Anche oggi, quando il dibattito politico infuria circa la possibilità di “indennizzare” parzialmente gli obbligazionisti subordinati delle quattro banche “risolte”, e la Ue è pronta a dire un bel “no” all’utilizzo di soldi pubblici per questa finalità, Federico Fubini sul Corriere ricorda agli smemorati di Roma e Strasburgo come sono andate le cose:

«Matteo Salvini , il leader della Lega, accusa il governo di aver “derubato 150 mila risparmiatori”; ma i verbali dell’europarlamento mostrano che lui stesso il 15 aprile 2014 non si oppose alla direttiva che oggi ha causato l’azzeramento di quei titoli (Salvini si astenne nel voto finale). Silvio Berlusconi chiede al governo di intervenire “al più presto”, eppure tutti i suoi eurodeputati a Strasburgo votarono a favore della direttiva; la sinistra del Pd reclama il fondo per gli indennizzi, dopo aver votato anch’essa in blocco a favore delle norme europee che colpiscono i creditori. Gli stessi Cinque Stelle hanno spesso criticato l’uso del denaro pubblico per “salvare le banche”, senza spiegare che le perdite dei creditori privati a quel punto sarebbero diventate automatiche»

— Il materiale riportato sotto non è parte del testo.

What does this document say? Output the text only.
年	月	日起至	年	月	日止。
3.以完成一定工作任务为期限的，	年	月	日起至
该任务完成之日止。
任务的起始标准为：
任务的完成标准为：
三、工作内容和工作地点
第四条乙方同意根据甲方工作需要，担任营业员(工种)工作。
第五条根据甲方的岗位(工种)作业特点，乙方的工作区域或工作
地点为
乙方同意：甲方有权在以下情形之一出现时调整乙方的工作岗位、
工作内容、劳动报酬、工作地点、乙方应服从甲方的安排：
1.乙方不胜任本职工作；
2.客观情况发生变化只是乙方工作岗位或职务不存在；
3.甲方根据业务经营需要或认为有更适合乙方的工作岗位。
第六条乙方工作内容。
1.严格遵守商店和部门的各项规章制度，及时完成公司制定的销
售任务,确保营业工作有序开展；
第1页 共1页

Beh, si, non è che debba esserci coerenza interna tra proclami ed azioni, dopo tutto. Altrimenti che classe politica sarebbe? E comunque una deroga non si nega a nessuno, siamo italiani, dopo tutto. Molto meglio latrare contro la Ue che dirà no ai soldi pubblici per indennizzare persone che, forse, sono state truffate dalle loro banche, firmando ordini di acquisto di titoli non coerenti con il loro profilo e conoscenze finanziarie, o magari regolarizzando a posteriori tale incoerenza, con un tratto di penna. O forse no. O forse sarebbe meglio usare soldi pubblici per pagare assistenza legale a chi non può permetterselo contro le banche coinvolte nelle eventuali vendite illegittime, chissà.

Ne uccide più l’ignoranza che la spada, dopo tutto. E questa è occasione per una rimembranza del vostro titolare. Che, pischello allo sportello, un giorno del lontano 1994 si vide di fronte una impellicciata sciura brianzola in gramaglie per la dipartita (mediante rimborso a scadenza) del suo adorato Btp con cedola 12%. All’epoca eravamo all’alba della Fulgida Era Berlusconiana (siamo sempre all’alba di una Fulgida Era, in questo paese, prima che Era declini al Fu, preceduto da Ei), i mercati erano convinti di avere di fronte a sé un centauro col corpo di Reagan e le palle di Thatcher, ed i rendimenti dei Btp decennali erano scesi in modo spettacolare, intorno all’8%. La sciura brianzola ordinò al vostro titolare, in versione ibrida tra genio della lampada e domestico: “voglio qualcosa che non abbia rischio, sia a breve scadenza e renda almeno il 10%. Che mi consiglia?”

La risposta fu “La prostituzione, signora. Oppure lo spaccio di stupefacenti. A patto di avere corrieri che non si facciano prendere”. Alla fine, la sciura venne convinta da un terrorizzato funzionario a sottoscrivere un certificato di deposito che rendeva molto meno del Btp “ma è roba nostra, e noi siamo molto più solidi dello Stato, vuol mettere?”. Bei tempi. Forse mai realmente andati, in questa foresta pietrificata di gonzi e predatori chiamata Italia.